If you’re not in the top 1% in terms of brains, discipline, social aptitude, ruthlessness, lack of leaks, understanding of the game and so forth, going pro will end in disaster at worst, and treading water at best.  Roughly 10% of the players make money, but making money isn’t the same as being successful – you have to make enough to have a comfortable life and still maintain your bankroll.

This is a tricky thing to evaluate – our society isn’t set up to look for the top 1%. Schools, for example, almost always reward far more than 1% of the class with an “A” or whatever the top possible grade is. And outside of sales, very few professions attempt to distinguish between the merits of their top 5-10% of performers. So most people aren’t used to evaluating themselves or others not just for competence, but for unusual greatness. But if you want to make an intelligent decision about entering one of these backloaded careers, that’s exactly what you have to do. Some factors are easier to estimate than others. For example, an score of greater than 135 or so on a well designed an normalized IQ test would signify top 1% intelligence. Of course there’s no benefit to using some feal-good IQ test that gives everyone a score over 100, and everyone who can tie their shoes a score over 110. That’s just lying to yourself. Using an accurate value is for your own benefit here. Some of the other traits I named are more difficult to evaluate, but here’s one example: people with top 1% discipline have likely never placed a bet with negative expectation in their entire lives, at least since they learned about positive and negative expectation bets. No craps, blackjack (unless you were a well trained counter), roulette, sports or race book (without a well tested known-profitable system), slots or video poker. People with a top-1% “lack of leaks” have never touched a drug harder than alcohol, never drink at the table, have never given a cent to a stripper or hooker, and have never been suckered out of money by a conman or romantic interest. You should be able to come up with “tests” for the other attributes with a little thought.

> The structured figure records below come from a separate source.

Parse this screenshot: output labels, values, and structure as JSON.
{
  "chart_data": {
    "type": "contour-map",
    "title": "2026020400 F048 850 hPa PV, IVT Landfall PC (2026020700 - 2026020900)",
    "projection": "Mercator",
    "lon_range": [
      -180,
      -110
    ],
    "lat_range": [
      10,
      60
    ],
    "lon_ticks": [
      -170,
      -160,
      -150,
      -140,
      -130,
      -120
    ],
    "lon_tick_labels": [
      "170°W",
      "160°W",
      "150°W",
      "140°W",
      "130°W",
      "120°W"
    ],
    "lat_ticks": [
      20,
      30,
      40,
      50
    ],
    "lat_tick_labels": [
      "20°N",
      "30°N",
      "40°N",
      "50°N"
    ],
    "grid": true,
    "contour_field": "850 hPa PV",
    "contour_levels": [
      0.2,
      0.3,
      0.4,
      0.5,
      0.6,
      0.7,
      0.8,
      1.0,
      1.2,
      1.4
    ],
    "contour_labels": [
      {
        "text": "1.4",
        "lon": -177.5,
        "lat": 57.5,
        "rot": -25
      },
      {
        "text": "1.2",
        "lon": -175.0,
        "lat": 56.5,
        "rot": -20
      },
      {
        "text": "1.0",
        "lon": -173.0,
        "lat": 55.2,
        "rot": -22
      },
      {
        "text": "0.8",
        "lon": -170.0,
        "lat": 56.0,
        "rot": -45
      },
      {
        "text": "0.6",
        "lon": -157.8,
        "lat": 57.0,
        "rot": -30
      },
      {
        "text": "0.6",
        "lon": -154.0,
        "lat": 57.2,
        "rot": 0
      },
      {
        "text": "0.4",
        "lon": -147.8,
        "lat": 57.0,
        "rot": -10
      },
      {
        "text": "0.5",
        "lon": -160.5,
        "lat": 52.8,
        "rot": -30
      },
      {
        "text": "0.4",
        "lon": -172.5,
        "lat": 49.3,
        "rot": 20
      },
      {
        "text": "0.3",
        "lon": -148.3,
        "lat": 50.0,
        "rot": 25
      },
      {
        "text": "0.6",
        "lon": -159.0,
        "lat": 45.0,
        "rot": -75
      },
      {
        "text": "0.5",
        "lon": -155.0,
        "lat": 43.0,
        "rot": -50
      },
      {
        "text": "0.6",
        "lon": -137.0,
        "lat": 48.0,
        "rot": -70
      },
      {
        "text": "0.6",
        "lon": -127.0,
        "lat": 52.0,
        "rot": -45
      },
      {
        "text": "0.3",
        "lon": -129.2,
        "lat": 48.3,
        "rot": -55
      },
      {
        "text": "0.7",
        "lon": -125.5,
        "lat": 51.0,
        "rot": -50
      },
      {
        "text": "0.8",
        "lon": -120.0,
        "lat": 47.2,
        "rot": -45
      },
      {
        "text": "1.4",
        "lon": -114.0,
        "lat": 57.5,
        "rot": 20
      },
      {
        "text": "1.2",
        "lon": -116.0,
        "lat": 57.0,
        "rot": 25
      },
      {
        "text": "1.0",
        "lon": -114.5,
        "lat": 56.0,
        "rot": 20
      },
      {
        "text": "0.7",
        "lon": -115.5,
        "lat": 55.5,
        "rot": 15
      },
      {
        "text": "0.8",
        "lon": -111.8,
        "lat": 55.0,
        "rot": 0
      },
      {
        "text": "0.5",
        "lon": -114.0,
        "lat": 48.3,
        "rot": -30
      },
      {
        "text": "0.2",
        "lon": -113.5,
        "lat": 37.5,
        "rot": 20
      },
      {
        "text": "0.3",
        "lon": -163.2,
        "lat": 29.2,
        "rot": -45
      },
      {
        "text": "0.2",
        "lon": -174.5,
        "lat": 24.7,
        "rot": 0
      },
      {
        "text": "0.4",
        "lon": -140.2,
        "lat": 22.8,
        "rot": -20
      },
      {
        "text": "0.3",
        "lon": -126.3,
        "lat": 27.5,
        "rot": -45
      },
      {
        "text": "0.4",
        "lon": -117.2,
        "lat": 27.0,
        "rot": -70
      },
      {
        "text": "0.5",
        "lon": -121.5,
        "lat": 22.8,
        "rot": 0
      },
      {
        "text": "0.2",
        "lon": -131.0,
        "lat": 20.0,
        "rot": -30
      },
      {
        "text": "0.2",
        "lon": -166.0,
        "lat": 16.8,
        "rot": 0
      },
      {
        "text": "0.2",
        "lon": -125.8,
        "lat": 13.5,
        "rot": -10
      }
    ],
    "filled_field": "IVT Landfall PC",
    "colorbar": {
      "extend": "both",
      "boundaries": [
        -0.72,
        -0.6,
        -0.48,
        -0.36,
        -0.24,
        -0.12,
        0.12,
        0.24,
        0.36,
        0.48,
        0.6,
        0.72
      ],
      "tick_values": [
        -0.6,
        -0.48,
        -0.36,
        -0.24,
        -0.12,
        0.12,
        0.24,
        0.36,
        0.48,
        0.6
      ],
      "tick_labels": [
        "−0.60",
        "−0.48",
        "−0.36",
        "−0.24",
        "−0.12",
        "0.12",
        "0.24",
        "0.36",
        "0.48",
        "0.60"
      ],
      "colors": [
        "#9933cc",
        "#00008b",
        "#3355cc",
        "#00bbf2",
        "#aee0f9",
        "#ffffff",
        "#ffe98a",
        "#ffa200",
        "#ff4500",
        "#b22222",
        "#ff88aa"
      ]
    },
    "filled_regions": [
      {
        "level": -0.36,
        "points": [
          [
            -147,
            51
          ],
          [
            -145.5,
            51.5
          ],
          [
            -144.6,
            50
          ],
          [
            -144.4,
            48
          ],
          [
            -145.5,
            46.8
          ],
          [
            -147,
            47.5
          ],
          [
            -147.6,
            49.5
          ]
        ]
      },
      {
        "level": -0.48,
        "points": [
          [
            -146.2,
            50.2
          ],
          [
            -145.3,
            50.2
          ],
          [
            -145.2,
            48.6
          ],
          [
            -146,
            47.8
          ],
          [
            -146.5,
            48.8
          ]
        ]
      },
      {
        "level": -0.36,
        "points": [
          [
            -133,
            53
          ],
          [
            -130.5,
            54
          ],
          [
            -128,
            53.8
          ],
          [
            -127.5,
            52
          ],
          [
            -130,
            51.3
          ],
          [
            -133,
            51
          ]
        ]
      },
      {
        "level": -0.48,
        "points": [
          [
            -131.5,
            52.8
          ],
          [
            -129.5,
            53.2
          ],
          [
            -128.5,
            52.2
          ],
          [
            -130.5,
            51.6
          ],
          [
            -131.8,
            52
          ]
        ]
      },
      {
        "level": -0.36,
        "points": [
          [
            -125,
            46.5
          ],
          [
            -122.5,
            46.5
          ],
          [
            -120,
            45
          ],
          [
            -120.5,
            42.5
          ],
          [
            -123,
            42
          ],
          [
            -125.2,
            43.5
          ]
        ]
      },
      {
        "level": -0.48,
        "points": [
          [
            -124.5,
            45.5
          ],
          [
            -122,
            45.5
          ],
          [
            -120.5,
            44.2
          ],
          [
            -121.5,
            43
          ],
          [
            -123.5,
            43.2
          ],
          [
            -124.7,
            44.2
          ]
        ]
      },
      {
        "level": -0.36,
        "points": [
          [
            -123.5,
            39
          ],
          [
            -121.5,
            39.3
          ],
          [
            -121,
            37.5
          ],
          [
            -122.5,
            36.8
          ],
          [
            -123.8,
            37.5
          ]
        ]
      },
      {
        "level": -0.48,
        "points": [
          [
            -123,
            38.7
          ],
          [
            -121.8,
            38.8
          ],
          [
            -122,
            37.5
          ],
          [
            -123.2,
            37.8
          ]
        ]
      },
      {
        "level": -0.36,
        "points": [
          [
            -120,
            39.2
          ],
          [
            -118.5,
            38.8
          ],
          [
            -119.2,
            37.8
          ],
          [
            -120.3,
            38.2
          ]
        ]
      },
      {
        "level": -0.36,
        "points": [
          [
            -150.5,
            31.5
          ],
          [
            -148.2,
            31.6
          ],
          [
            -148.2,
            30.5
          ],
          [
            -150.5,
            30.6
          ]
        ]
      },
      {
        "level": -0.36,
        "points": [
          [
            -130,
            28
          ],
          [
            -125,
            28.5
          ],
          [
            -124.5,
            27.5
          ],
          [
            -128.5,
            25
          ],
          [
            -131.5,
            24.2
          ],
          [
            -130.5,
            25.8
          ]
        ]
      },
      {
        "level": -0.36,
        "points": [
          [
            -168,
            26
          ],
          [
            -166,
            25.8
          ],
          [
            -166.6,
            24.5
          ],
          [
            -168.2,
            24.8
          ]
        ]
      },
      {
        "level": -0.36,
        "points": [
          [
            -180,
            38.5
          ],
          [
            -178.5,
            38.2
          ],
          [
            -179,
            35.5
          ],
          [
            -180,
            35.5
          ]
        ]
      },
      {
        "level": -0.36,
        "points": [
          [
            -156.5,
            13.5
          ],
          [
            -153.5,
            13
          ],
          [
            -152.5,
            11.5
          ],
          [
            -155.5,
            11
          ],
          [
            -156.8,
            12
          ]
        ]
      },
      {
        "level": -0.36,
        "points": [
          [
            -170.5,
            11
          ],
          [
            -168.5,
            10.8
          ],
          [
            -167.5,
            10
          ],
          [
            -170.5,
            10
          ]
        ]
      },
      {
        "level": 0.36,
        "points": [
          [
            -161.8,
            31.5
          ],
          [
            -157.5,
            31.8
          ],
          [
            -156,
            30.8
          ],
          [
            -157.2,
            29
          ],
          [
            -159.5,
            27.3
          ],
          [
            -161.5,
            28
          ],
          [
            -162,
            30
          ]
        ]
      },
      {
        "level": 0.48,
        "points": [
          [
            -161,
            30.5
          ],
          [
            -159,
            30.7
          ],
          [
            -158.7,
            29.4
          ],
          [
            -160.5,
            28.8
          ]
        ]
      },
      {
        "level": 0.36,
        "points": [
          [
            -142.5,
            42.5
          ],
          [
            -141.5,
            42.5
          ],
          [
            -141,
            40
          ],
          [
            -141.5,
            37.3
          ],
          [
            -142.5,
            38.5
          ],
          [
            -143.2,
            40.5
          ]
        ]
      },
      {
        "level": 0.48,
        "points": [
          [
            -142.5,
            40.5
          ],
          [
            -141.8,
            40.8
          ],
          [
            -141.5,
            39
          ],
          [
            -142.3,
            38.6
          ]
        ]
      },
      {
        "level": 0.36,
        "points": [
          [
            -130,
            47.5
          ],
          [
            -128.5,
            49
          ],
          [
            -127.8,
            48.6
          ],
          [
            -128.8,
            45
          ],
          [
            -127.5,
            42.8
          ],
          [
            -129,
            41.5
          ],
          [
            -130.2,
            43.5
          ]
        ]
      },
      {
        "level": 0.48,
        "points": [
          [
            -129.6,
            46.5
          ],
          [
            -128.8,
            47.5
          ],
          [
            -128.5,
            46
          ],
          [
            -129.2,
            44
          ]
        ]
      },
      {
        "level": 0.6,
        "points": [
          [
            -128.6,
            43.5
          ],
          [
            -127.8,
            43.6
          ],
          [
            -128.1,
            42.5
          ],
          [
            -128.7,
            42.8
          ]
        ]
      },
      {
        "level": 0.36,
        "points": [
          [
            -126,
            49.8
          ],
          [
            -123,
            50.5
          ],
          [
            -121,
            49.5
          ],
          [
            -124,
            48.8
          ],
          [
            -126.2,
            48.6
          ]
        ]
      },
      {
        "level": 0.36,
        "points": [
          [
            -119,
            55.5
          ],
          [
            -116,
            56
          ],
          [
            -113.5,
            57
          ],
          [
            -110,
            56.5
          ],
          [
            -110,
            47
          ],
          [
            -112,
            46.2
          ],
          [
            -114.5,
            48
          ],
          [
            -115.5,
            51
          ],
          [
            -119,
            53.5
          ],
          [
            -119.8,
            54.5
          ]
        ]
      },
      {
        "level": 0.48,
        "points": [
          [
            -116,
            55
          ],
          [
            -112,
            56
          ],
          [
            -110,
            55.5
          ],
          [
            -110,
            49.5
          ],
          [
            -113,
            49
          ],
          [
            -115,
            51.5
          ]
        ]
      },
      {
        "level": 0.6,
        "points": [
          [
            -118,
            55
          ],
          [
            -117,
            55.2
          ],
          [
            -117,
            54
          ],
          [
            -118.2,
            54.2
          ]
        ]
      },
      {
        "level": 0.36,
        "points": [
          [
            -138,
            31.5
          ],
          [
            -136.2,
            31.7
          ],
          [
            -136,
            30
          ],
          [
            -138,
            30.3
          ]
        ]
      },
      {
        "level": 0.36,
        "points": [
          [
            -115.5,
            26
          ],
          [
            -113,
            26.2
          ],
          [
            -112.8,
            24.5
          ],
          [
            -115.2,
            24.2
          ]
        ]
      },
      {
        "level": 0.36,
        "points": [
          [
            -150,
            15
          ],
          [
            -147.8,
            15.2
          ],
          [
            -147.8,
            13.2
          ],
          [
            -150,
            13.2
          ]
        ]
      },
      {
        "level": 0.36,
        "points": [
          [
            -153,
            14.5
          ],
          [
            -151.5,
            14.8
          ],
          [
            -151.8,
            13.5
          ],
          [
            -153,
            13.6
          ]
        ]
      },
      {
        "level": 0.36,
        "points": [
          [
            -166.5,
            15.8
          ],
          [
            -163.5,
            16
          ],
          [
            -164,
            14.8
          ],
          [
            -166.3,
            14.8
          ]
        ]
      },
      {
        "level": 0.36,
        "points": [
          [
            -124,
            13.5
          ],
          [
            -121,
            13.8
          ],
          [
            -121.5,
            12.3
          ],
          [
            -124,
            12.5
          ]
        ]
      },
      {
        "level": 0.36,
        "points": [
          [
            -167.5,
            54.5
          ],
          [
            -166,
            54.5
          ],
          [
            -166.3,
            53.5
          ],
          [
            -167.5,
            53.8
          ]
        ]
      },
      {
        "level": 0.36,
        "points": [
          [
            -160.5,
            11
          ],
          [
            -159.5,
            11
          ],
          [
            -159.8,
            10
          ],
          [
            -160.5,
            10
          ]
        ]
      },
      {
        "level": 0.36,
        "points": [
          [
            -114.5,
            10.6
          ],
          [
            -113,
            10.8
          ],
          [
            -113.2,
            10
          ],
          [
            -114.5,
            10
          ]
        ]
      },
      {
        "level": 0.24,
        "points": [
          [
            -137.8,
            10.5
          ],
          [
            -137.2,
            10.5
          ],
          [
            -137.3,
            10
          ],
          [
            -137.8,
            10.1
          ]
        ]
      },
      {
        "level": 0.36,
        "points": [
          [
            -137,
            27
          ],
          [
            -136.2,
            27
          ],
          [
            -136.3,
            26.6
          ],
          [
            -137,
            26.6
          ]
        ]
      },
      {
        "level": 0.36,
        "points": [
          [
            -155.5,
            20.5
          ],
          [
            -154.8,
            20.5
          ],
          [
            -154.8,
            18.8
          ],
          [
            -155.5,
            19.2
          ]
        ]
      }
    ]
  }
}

Now of course you don’t have to be top 1% in every individual attribute to be a top-1% player overall. A football player who’s top-1% in terms of speed, agility, and strength for their body type each measured individually is an enormously rare find and almost certainly can find employment. However, you can expect that most top-1% individuals will be at least top quartile in everything, and top-1% or better than that in at least one thing. In other words, one bad attribute dooms an otherwise attractive package.

The good news with poker is that being semi-pro and semi-paid is OK. Converting a little recreation time into a little money is great when the rent isn’t on the line. And being in the top 10% is enough to make at least a little money. But if you’re seriously considering going pro, you need to ask yourself if you’re really in that top 1%. If not, your prospects as a pro are questionable at best.